Primary Care Physician and Behavioral Health Bilateral Electronic Exchange of Information for Shared Patients

The primary care and behavioral health practices use the same electronic health record system for shared patients or have an established bidirectional flow of primary care and behavioral health records.

Patient Navigator Program

Implement a Patient Navigator Program that offers evidence-based resources and tools to reduce avoidable hospital readmissions, utilizing a patient-centered and team-based approach, leveraging evidence-based best practices to improve care for patients by making hospitalizations less stressful, and the recovery period more supportive by implementing quality improvement strategies.

Relationship-Centered Communication

In order to receive credit for this activity, MIPS eligible clinicians must participate in a minimum of eight hours of training on relationship-centered care tenets such as making effective open-ended inquiries; eliciting patient stories and perspectives; listening and responding with empathy; using the ART (ask, respond, tell) communication technique to engage patients, and developing a shared care plan. The training may be conducted in formats such as, but not limited to: interactive simulations practicing the skills above, or didactic instructions on how to implement improvement action plans, monitor progress, and promote stability around improved clinician communication.

Tracking of clinician’s relationship to and responsibility for a patient by reporting MACRA patient relationship codes.

To receive credit for this improvement activity, a MIPS eligible clinician must attest that they reported MACRA patient relationship codes (PRC) using the applicable HCPCS modifiers on 50 percent or more of their Medicare claims for a minimum of a continuous 90-day period within the performance period. Reporting the PRC modifiers enables the identification of a clinician’s relationship with, and responsibility for, a patient at the time of furnishing an item or service. See the CY 2018 PFS final rule (82 FR 53232 through 53234) for more details on these codes.

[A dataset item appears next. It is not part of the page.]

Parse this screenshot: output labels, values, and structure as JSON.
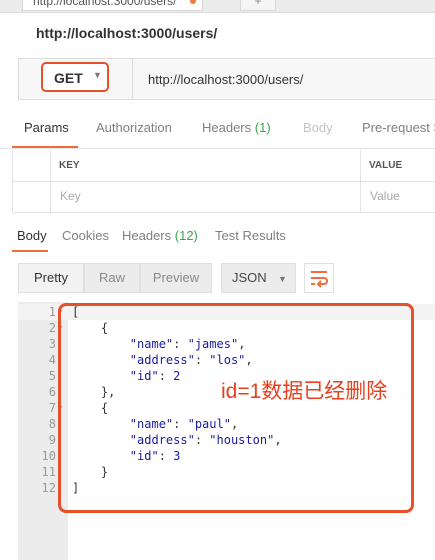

Use of telehealth services that expand practice access

Create and implement a standardized process for providing telehealth services to expand access to care.

Promoting Clinician Well-Being

Develop and implement programs to support clinician well-being and resilience—for example, through relationship-building opportunities, leadership development plans, or creation of a team within a practice to address clinician well-being—using one of the following approaches:• Completion of clinician survey on clinician well-being with subsequent implementation of an improvement plan based on the results of the survey.• Completion of training regarding clinician well-being with subsequent implementation of a plan for improvement.

Behavioral/Mental Health and Substance Use Screening & Referral for Pregnant and Postpartum Women

Screen for perinatal mood and anxiety disorders (PMADs) and substance use disorder (SUD) in pregnant and postpartum women, and screen and refer to treatment and/or refer to appropriate social services, and document this in patient care plans.

Behavioral/Mental Health and Substance Use Screening & Referral for Older Adults

Complete age-appropriate screening for mental health and substance use in older adults, as well as screening and referral to treatment and/or referral to appropriate social services, and document this in-patient care plans.

Regular training in care coordination

Implementation of regular care coordination training.

Implementation of documentation improvements for practice/process improvements

Implementation of practices/processes that document care coordination activities (e.g., a documented care coordination encounter that tracks all clinical staff involved and communications from date patient is scheduled for outpatient procedure through day of procedure).